Nonostante le difficoltà dell’home schooling, ho deciso che non rimanderò i miei figli a scuola” confessa Mara, mamma di quattro bambini, dai 9 ai 4 anni, “non tutte le strutture sono pronte ad adottare drastiche misure di contenimento, o presentano spazi troppo piccoli dove non è possibile effettuare il distanziamento. Per non parlare poi dei rischi che i bambini potrebbero incorrere nel percorso casa-scuola, o sui mezzi pubblici”.

Contrariamente a quanto annunciato qualche settimana fa dal ministro dell’Istruzione britannico Gavin Williamson, non sono previste multe per i genitori, che sono liberi di scegliere se fare tornare o meno i propri figli a scuola.

Per Alessandra, docente in una nursery a nord-est della capitale, il non rientro a lavoro a giugno potrebbe invece trasformarsi in licenziamento: “mi è stato comunicato in modo esplicito che non sarà possibile il social distancing, non ci verrà fornito materiale protettivo e in più dovrei viaggiare per più di un’ora sui mezzi pubblici per recarmi a lavoro.

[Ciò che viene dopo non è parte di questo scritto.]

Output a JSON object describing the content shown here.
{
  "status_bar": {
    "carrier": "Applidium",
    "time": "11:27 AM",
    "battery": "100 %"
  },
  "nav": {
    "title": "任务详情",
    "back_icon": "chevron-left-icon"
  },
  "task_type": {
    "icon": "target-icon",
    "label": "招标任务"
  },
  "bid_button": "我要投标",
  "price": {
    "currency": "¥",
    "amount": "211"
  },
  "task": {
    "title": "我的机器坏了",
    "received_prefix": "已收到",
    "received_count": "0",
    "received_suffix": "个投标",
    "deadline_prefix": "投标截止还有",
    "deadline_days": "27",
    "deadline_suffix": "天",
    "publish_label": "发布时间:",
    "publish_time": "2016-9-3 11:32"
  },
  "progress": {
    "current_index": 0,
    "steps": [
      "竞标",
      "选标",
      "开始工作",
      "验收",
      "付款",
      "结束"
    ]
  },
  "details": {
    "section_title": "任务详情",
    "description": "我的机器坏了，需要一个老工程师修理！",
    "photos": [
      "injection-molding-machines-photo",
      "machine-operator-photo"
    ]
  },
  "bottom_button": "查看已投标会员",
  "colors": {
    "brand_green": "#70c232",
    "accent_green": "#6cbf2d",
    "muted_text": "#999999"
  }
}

Piuttosto, sono disposta a perdere la mia posizione”.

Resta da vedere quanta sarà l’affluenza. Alla Scuola Italiana, a rientrare il 1 giugno sarà circa il 50% degli alunni. Il risultato arriva da un sondaggio effettuato dalla scuola sulle famiglie degli iscritti.

Credo che il risultato rispecchi perfettamente il sentimento altalenante che abbiamo tutti in questo momento” ha detto Ines, “da un lato c’è la preoccupazione di uscire di casa e le priorità sanitarie e di sicurezza, ma dall’altro la forte l’esigenza di far riprendere ai bambini quel bisogno di normalità e di socializzazione che alla loro età è più che mai necessario”.